New Session, New Chance for GOP Do-Nothing Congress to Stop Walking Away, Work with Democrats on Jobs

For Immediate Release:

January 17, 2012

Today marks the beginning of the second session of the 112th Congress, and another opportunity for Republicans to abandon their ideological agenda and focus on jobs and reducing the deficit. Instead of putting forward a comprehensive jobs plan or taking meaningful action on the deficit, so far, House Republicans have led a do-nothing Congress:
  • “The [Republican] party has yet to coalesce around… a legislative agenda that goes beyond the basic to-do list.” [USA Today, 1/09/12]
  • “Many [House Republicans] arrived brandishing conservative credentials and great expectations, only to see their first year ‘tarnished, because we’ve accomplished little, if anything,’ one said…” [National Journal, 1/12/12]
  • “‘It’s kind of hard to get excited when we just went through a pretty unproductive 2011,’ second-term Rep. Tom Rooney (R-Fla.) said.” [The Hill, 1/17/12]

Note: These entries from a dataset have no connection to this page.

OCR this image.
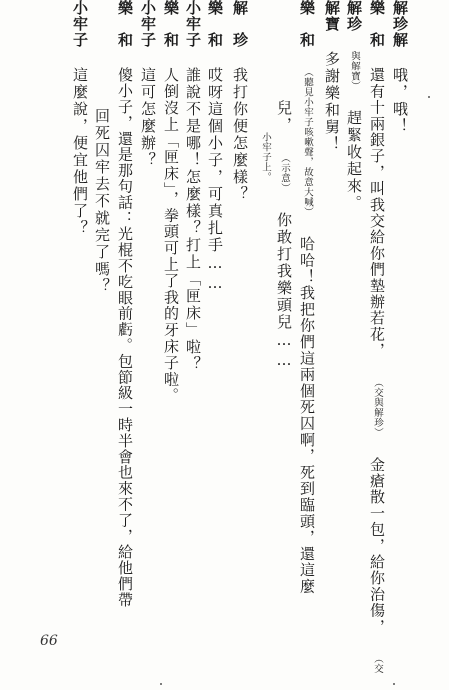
解珍解 哦，哦！
樂　和 還有十兩銀子，叫我交給你們墊辦若花， （交與解珍） 金瘡散一包，給你治傷， （交
解珍 與解寶） 趕緊收起來。
解寶 多謝樂和舅！
樂　和 （聽見小牢子咳嗽聲，故意大喊） 哈哈！我把你們這兩個死囚啊，死到臨頭，還這麼
兒， （示意） 你敢打我樂頭兒……
小牢子上。
解　珍 我打你便怎麼樣？
樂　和 哎呀這個小子，可真扎手……
小牢子 誰說不是哪！怎麼樣？打上「匣床」啦？
樂　和 人倒沒上「匣床」，拳頭可上了我的牙床子啦。
小牢子 這可怎麼辦？
樂　和 傻小子，還是那句話：光棍不吃眼前虧。包節級一時半會也來不了，給他們帶
回死囚牢去不就完了嗎？
小牢子 這麼說，便宜他們了？
66
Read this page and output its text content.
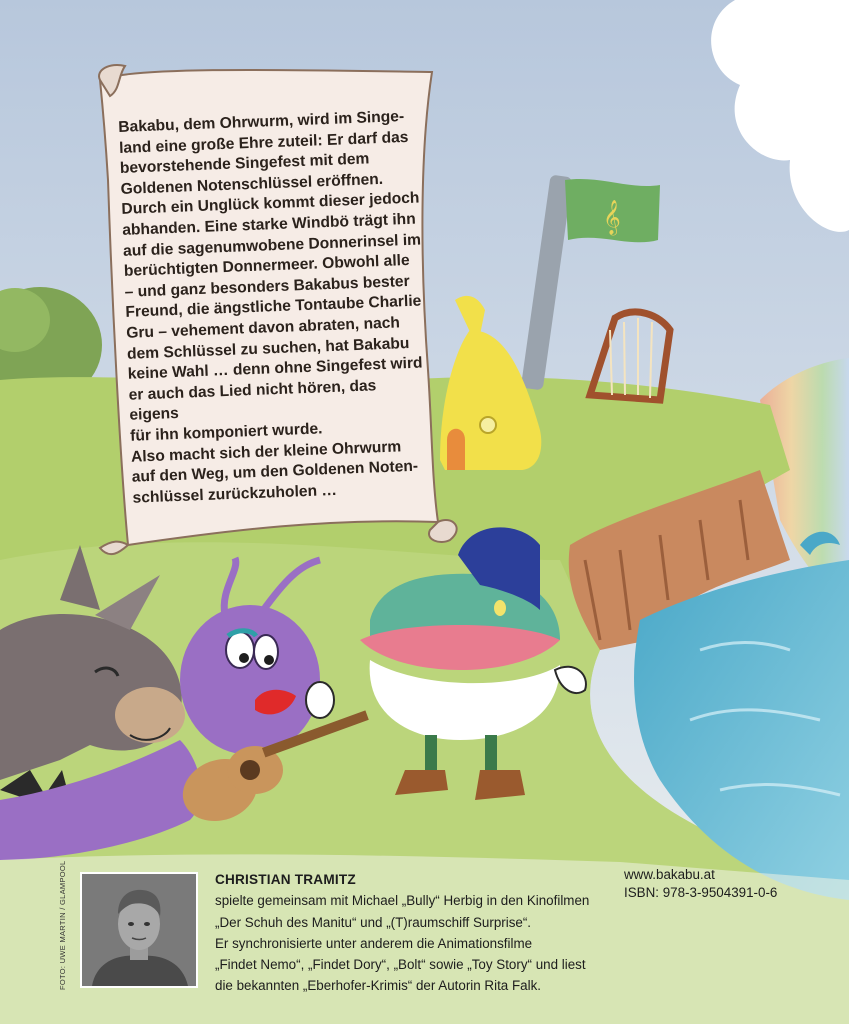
𝄞

Bakabu, dem Ohrwurm, wird im Singe-

land eine große Ehre zuteil: Er darf das

bevorstehende Singefest mit dem

Goldenen Notenschlüssel eröffnen.

Durch ein Unglück kommt dieser jedoch

abhanden. Eine starke Windbö trägt ihn

auf die sagenumwobene Donnerinsel im

berüchtigten Donnermeer. Obwohl alle

– und ganz besonders Bakabus bester

Freund, die ängstliche Tontaube Charlie

Gru – vehement davon abraten, nach

dem Schlüssel zu suchen, hat Bakabu

keine Wahl … denn ohne Singefest wird

er auch das Lied nicht hören, das eigens

für ihn komponiert wurde.

Also macht sich der kleine Ohrwurm

auf den Weg, um den Goldenen Noten-

schlüssel zurückzuholen …

FOTO: UWE MARTIN / GLAMPOOL	CHRISTIAN TRAMITZ

spielte gemeinsam mit Michael „Bully“ Herbig in den Kinofilmen

„Der Schuh des Manitu“ und „(T)raumschiff Surprise“.

Er synchronisierte unter anderem die Animationsfilme

„Findet Nemo“, „Findet Dory“, „Bolt“ sowie „Toy Story“ und liest

die bekannten „Eberhofer-Krimis“ der Autorin Rita Falk.

www.bakabu.at
ISBN: 978-3-9504391-0-6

Instead of taking action on jobs and the deficit, Republicans have walked away from the American people’s top priorities over and over again:

  • December 3, 2010: Republicans walked away from the Bowles-Simpson Bipartisan Fiscal Commission and abandoned a compromise that would have taken meaningful action to address our deficit.
  • March 15, 2011: 54 Republicans walked away from a Continuing Resolution that would keep the government funded for three weeks, and GOP leadership relied on 85 Democrats to pass the bill.
  • April 14, 2011: 59 Republicans walked away from a Continuing Resolution that would keep the government funded for the full year, and GOP leadership relied on 81 Democrats to pass the bill.
  • June 23, 2011: Majority Leader Cantor walked away from the Biden debt limit talks. Republicans refused to abandon their ideological stance protecting millionaires and billionaires from paying their fair share, and put our nation at risk of default.
  • July 22, 2011: Speaker Boehner walked away from debt limit negotiations with President Obama. By doing so, Republicans put our nation at risk of default and failed to take meaningful action on the deficit in order to protect tax cuts for the wealthy.
  • August 1, 2011: 66 Republicans walked away from a bill that would have ensured our nation paid its bills, and GOP leadership relied on 95 Democrats in order to avoid default and ensure America would meet its obligations.
  • November 17, 2011: 101 Republicans walked away from a conference report for the Agriculture, Commerce-Justice-Science, and Transportation-HUD Appropriations bills, and GOP leadership relied on 165 Democrats to pass the bill.
  • November 21, 2011: Republicans walked away from the Joint Select Committee on Deficit Reduction. Instead of working with Democrats on a plan to create jobs, reduce the deficit, strengthen entitlements, and ensure all Americans pay their fair share, Republicans refused to abandon their partisan position.
  • December 16, 2011: 86 Republicans walked away from the omnibus appropriations bill for fiscal year 2012, and GOP leadership relied on 149 Democrats to pass the bill.
  • December 20, 2011: Republicans walked away from a bipartisan Senate compromise and put middle class tax cuts and unemployment insurance at risk.

Democrats, on the other hand, are ready to work together to put more Americans back to work and take action to address our deficit in a meaningful way.

  • While Republicans haven’t allowed a vote on the American Jobs Act, and haven’t put forward a jobs plan of their own, Democrats are focused on the Make It In America plan – a plan based on bipartisan proposals to create jobs, boost our economy and strengthen manufacturing.
  • And while Republicans continue to walk away from meaningful action on the deficit in order to protect the wealthiest Americans from paying their fair share, Democrats have been willing to put all options on the table to find a big, bold and balanced solution to our deficit problem.

It’s a new session and a new opportunity for House Republicans to live up to their pledge to put more Americans back to work and restore fiscal responsibility. We hope the GOP will abandon their ideological stance and work with Democrats to address our nation’s challenges.